Per quanto ci si affanni, al momento contro l’Alzheimer non esiste una cura se non quella atta a  prolungare in maniera ossessionate l’agonia dell’ammalato e le sofferenze di chi gli sta vicino cosciente della propria impotenza nel fare tutto e di più. Eppure dispostI a qualsiasi sacrificio, sia economico che morale, pur di avere la coscienza a posto!     

Ho sempre detto a mia moglie e ai miei figli che, se un giorno anch’io dovessi ammalarmi di Alzheimer, esigo di non essere curato in casa. Ma di ricoverarmi in clinica perché non voglio assolutamente condizionare le loro vite, specialmente quelle dei miei figli e dei miei nipoti semmai ne avrò!

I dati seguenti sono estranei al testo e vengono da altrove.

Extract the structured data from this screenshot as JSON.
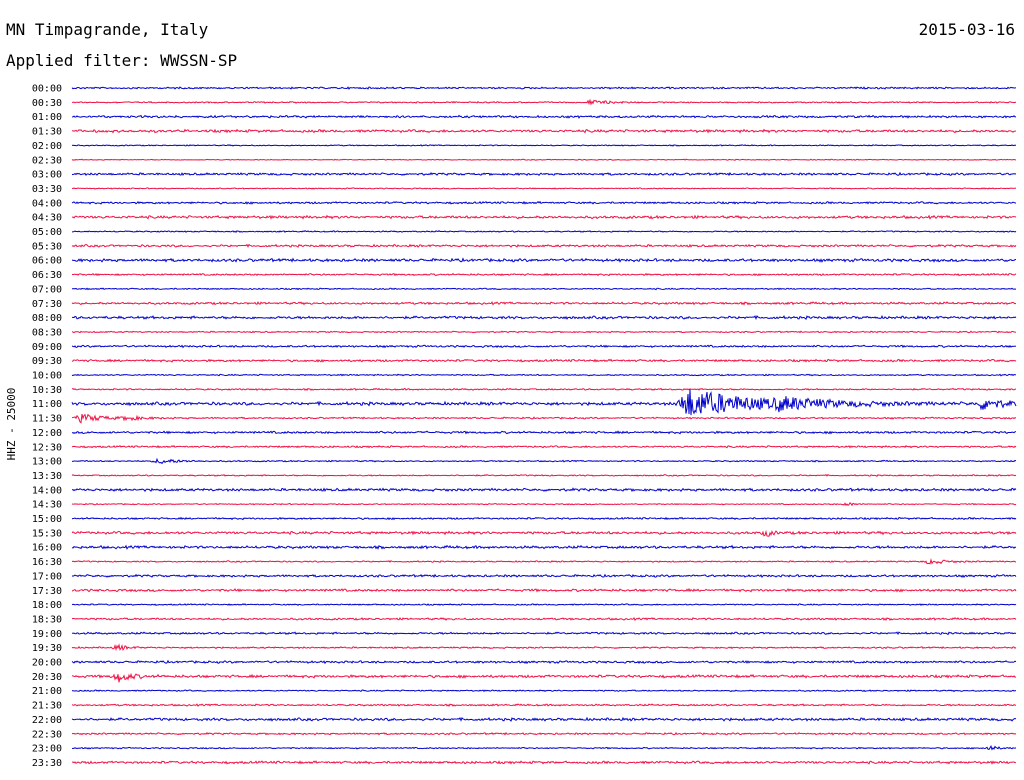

La versione di Barney, che tanto mi ha fatto sorridere mentre la leggevo, alla fine, si sta rivelando un’inesorabile specchio che impone alla mia coscienza di guadare in faccia alla realtà, ponendosi un’infinità di domande. Prima tra tutte se non fosse il caso di fare un’analisi preventiva!

E se poi?… Che faccio?

 

 
Rispondi al commento:
bimbadepoca
bimbadepoca il 09/09/10 alle 17:18 via WEB
Mi verrebbe da rispondere le stesse cose che ti dicevo stamattina al telefono: non puoi fasciarti la testa prima di romperla. Non hai nessuna certezza d'ammalarti di Alzheimer. Da qui a dieci, quindici anni potrebbero trovare una cura.
Ma poi leggendo il tuo sfogo, la tua paura, la descrizione di quello che deve essere il tuo calvario quotidiano con tuo padre, credo che che questa malattia colpisca molto di più i figli. In un certo senso è come se di Alzheimer fossi ammalato adesso, che lo vivi e ne sei cosciente.